What exactly is the reason the device heats up?

The malicious actor is at a remote location performing actions on your phone (checking for financial information, taking photos of you using the phone camera, reading your messages, and possibly, downloading your stored photos, while you are at your end dancing on TikTok, reading gossip on Facebook and previewing Instagram photos and probably, watching Netflix movie. All these simultaneous requests impact your device processor, making it affect your battery power.

Ways to avoid falling victim to Juice Jacking

The best way to avoid falling victim to Juice Jacking is to avoid using public USB charging ports altogether. However, if you must use a public USB charging port, there are a few things you can do to reduce the risk:

• Use your own charging cable: Rather than using the USB cable provided with the charging port, which may have been tampered with, use your own.

• Use a USB data blocker: A USB data blocker is a small device that blocks the data transfer between your device and the charging port, giving you peace of mind that your information is safe.

• Invest in software security measures: If you do charge your device using a public USB port, make sure it’s locked. This will stop your phone or tablet from pairing with a potentially connected device on the other end of the port. You could also turn the device off completely before charging.

Two other options include:

• Use a portable charger: Portable chargers have come a long way in terms of their battery power, so if poor performance has stopped you from using one before, now may be a good time to consider investing in one.

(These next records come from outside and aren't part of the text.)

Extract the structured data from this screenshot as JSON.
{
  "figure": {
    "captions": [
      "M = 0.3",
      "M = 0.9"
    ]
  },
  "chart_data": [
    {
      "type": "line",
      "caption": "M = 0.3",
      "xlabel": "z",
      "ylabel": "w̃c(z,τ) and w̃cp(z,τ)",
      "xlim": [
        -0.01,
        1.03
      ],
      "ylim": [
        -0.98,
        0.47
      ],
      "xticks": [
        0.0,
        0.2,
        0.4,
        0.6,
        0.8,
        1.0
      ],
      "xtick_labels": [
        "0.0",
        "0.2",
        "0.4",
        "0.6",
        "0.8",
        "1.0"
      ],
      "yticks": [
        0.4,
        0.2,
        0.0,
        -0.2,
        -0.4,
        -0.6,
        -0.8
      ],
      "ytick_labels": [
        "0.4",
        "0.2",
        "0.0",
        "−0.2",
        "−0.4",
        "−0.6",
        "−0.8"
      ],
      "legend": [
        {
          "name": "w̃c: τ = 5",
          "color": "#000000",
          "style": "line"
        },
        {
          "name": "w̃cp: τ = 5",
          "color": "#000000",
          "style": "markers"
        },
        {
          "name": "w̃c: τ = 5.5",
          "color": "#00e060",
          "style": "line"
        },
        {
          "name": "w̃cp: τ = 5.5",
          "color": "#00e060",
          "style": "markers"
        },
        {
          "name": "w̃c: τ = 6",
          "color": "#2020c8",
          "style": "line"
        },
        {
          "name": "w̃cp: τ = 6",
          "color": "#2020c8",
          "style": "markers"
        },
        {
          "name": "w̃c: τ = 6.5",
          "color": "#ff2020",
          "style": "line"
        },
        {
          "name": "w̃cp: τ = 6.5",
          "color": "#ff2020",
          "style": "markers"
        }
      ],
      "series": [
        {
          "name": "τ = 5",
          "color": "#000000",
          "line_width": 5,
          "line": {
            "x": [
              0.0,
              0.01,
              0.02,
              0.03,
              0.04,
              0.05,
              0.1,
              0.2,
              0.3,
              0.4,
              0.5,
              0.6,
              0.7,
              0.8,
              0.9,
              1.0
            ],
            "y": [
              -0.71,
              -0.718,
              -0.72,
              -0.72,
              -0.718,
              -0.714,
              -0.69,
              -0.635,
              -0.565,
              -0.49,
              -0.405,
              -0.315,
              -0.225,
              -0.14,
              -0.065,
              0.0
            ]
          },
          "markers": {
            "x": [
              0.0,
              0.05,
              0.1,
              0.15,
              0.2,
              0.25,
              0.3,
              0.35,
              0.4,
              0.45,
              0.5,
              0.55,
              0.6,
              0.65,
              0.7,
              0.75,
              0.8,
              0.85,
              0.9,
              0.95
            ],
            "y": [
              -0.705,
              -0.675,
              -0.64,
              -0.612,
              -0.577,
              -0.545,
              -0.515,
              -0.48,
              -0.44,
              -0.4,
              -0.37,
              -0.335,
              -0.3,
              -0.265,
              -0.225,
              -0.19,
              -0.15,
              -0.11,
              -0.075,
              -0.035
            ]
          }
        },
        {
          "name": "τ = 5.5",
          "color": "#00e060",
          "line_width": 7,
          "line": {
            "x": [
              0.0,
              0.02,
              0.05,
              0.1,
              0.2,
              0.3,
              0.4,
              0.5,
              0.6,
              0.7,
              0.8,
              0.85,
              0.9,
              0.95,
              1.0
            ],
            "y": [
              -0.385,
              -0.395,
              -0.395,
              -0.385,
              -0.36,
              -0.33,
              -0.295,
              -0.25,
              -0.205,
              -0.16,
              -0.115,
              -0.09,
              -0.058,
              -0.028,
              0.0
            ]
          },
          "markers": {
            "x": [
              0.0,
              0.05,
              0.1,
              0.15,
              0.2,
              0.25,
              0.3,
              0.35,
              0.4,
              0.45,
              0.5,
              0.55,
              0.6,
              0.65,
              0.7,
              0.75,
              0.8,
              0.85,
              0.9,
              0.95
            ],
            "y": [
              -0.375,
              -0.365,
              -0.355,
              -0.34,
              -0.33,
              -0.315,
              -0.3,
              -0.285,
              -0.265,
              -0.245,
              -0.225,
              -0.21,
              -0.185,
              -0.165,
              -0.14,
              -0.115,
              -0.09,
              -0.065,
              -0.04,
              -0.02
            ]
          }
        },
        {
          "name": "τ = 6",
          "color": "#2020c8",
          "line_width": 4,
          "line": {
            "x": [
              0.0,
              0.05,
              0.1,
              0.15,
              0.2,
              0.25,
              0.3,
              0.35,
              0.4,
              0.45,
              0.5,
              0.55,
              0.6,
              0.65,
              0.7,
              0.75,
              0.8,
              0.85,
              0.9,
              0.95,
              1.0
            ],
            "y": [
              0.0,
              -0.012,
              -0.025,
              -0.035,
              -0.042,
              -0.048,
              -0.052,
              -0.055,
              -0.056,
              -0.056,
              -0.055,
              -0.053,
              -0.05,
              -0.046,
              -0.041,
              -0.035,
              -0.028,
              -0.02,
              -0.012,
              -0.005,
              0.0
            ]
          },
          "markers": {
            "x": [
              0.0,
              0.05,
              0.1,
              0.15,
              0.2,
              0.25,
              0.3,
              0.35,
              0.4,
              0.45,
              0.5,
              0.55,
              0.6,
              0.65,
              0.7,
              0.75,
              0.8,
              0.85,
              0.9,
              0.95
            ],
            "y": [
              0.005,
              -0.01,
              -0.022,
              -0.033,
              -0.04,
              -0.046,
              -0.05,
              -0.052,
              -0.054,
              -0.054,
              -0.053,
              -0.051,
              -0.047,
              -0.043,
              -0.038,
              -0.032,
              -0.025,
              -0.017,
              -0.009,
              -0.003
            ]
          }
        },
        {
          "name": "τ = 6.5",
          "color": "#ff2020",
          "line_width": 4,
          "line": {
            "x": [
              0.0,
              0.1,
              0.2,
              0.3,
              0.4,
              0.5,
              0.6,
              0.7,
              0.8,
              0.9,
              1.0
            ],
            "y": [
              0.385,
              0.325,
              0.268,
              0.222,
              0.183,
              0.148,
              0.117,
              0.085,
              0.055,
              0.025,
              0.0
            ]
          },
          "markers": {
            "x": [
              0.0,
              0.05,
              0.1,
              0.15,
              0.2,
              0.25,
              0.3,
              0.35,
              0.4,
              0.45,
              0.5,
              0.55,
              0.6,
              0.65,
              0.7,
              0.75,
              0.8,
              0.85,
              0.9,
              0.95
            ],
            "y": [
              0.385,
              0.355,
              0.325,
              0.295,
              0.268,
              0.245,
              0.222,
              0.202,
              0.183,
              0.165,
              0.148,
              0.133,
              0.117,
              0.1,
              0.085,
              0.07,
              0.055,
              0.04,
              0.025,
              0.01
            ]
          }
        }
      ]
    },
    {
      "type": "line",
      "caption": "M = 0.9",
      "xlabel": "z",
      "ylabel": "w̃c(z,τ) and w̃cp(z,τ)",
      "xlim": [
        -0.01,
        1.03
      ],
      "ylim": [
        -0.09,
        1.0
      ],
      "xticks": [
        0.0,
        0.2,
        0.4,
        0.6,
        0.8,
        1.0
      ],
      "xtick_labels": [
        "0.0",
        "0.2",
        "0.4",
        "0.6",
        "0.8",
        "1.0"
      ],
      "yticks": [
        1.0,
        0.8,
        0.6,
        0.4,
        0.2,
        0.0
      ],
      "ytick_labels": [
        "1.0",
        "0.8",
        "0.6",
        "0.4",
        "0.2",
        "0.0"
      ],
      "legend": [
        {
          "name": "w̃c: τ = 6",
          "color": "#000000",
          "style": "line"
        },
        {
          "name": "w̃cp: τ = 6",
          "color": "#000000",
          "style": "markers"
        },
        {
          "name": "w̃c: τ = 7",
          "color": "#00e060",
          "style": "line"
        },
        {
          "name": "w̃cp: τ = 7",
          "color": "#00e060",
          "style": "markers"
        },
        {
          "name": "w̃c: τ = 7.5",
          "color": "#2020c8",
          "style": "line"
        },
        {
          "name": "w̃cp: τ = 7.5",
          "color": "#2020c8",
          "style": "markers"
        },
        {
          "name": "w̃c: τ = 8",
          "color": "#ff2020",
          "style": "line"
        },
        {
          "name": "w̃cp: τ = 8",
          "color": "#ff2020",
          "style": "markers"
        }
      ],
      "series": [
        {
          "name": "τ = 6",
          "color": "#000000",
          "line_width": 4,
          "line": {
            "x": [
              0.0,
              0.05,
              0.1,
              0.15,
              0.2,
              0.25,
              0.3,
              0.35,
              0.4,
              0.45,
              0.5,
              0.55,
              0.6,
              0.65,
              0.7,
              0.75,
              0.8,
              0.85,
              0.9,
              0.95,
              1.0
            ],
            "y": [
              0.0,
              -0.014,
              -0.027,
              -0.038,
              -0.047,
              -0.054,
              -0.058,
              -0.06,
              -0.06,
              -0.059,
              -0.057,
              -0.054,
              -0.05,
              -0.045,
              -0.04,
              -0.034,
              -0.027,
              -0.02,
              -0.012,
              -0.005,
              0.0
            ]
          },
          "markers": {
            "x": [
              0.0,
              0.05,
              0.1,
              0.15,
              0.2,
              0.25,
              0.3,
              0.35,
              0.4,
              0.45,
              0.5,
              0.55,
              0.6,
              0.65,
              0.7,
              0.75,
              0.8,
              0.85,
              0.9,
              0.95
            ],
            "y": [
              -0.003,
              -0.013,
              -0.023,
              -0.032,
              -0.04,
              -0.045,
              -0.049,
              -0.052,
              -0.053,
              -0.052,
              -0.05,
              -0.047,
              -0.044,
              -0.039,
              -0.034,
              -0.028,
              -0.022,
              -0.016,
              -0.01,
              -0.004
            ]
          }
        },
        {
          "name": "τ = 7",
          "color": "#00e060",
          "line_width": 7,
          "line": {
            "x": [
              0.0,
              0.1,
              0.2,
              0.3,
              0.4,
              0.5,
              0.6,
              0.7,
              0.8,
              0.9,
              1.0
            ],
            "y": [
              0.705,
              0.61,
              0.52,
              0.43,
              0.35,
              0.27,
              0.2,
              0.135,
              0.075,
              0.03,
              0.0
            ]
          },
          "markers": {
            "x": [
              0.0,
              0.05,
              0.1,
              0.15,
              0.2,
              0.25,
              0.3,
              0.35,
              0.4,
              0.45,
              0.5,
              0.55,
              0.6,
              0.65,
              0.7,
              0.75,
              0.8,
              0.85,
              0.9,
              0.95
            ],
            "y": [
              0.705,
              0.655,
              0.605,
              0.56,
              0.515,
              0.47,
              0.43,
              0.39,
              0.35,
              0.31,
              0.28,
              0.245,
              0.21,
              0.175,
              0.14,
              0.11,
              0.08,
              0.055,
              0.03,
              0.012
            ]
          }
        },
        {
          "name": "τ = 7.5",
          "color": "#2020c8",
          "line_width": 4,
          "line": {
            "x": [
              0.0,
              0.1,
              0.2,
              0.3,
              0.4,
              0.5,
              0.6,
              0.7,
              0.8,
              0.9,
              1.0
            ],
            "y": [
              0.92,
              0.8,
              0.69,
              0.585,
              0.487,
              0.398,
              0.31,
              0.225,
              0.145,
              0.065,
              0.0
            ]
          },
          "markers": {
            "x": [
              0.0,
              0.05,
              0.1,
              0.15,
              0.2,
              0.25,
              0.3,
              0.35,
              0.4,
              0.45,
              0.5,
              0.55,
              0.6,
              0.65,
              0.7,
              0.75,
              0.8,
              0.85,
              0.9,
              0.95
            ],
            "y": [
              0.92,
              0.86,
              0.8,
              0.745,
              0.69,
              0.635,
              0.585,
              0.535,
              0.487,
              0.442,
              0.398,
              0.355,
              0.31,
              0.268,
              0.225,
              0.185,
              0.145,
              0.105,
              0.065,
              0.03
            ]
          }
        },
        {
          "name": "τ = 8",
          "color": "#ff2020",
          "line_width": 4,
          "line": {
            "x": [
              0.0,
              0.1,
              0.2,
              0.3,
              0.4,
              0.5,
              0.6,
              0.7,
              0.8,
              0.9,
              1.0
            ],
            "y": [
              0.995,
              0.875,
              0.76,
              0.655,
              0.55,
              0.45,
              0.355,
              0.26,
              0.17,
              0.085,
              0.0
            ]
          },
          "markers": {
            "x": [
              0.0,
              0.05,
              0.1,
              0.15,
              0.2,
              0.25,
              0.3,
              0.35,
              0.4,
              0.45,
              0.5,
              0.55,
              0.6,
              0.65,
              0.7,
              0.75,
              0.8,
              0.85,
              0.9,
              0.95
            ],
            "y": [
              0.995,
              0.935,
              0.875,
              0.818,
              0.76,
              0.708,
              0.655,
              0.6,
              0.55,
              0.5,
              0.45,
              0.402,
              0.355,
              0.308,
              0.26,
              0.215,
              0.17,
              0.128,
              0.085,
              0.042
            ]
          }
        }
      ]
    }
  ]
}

• Use a wall charger: If there’s one available, you could also use a wall charger instead of a public USB charging port. Wall chargers are generally safer than public charging ports because they can’t easily be tampered with without having to dismantle the socket.

Final thoughts

Juice Jacking is a real threat that can compromise the security of your device and your personal data. While it’s best to avoid using them altogether, if you can’t, it’s essential to be cautious and take necessary precautions to protect your device.